Kevin,
I  had written:

CDTT,IRV is less vulnerable to Burial than Defeat-Dropper(Winning Votes) or any other plain rankings method that meets
Mutual Majority, Smith(Gross) and Clone Independence.

You helpfully gave this reply to a reply  from James G-A:

40 A>B>C (sincere)
25 B>A>C
35 C>B>A

IRV/FPP/DSC order is A>C>B; CDTT is {b}.

40 A>C>B (insincere)
25 B>A>C
35 C>B>A

IRV/FPP/DSC order is A>C>B; CDTT is {a,b,c}.

Yes, CDTT methods have the same burial problem (and solution) as
WV methods. That's one reason I suggest CDTT,RandomBallot.

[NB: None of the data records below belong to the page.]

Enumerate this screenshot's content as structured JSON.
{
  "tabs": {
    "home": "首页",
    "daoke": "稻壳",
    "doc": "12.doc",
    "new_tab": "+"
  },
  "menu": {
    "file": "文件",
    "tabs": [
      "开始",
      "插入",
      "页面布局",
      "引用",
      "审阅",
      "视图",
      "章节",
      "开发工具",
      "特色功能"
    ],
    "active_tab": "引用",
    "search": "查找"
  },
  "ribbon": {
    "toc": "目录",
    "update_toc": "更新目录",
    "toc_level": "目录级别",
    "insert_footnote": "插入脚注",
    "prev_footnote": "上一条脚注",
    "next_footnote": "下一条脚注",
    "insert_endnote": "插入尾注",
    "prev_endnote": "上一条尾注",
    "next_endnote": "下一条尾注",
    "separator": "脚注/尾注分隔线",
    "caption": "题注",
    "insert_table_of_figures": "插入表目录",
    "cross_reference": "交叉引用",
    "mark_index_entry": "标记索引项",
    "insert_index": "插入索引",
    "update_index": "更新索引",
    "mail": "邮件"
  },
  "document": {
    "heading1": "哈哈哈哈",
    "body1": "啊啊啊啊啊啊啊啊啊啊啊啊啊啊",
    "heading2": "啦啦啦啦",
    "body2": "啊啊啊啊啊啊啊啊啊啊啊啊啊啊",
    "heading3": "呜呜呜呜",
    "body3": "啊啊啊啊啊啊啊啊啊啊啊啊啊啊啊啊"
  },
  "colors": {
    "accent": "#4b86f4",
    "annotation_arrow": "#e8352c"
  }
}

Thanks for this clarification, which I'd wrongly hinted wasn't true. But take this really outrageous scenario (one of James G-A's):

46: A>B>C
44: B>C>A   (sincere is B>>>>A>C)
05: C>A>B
05: C>B>A

A is the sincere CW, and the (voted) CDTT is {A,B,C}. Pairwise Defeat-Dropper(Winning Votes) elects the Buriers' candidate B, while CDTT,IRV easily elects A. With your suggestion CDTT,Random Ballot the Buriers increase the chance of their favourite winning from zero to 44%. This is a huge bargain for them if their sincere ratings gap between their second and last preference is much smaller than the one between their first and second preference. (In any case, here the chance of their sincere last preference
being elected only rises from zero to 10%).
So on balance I don't think CDTT,RB really resists Burying better than CDTT,IRV.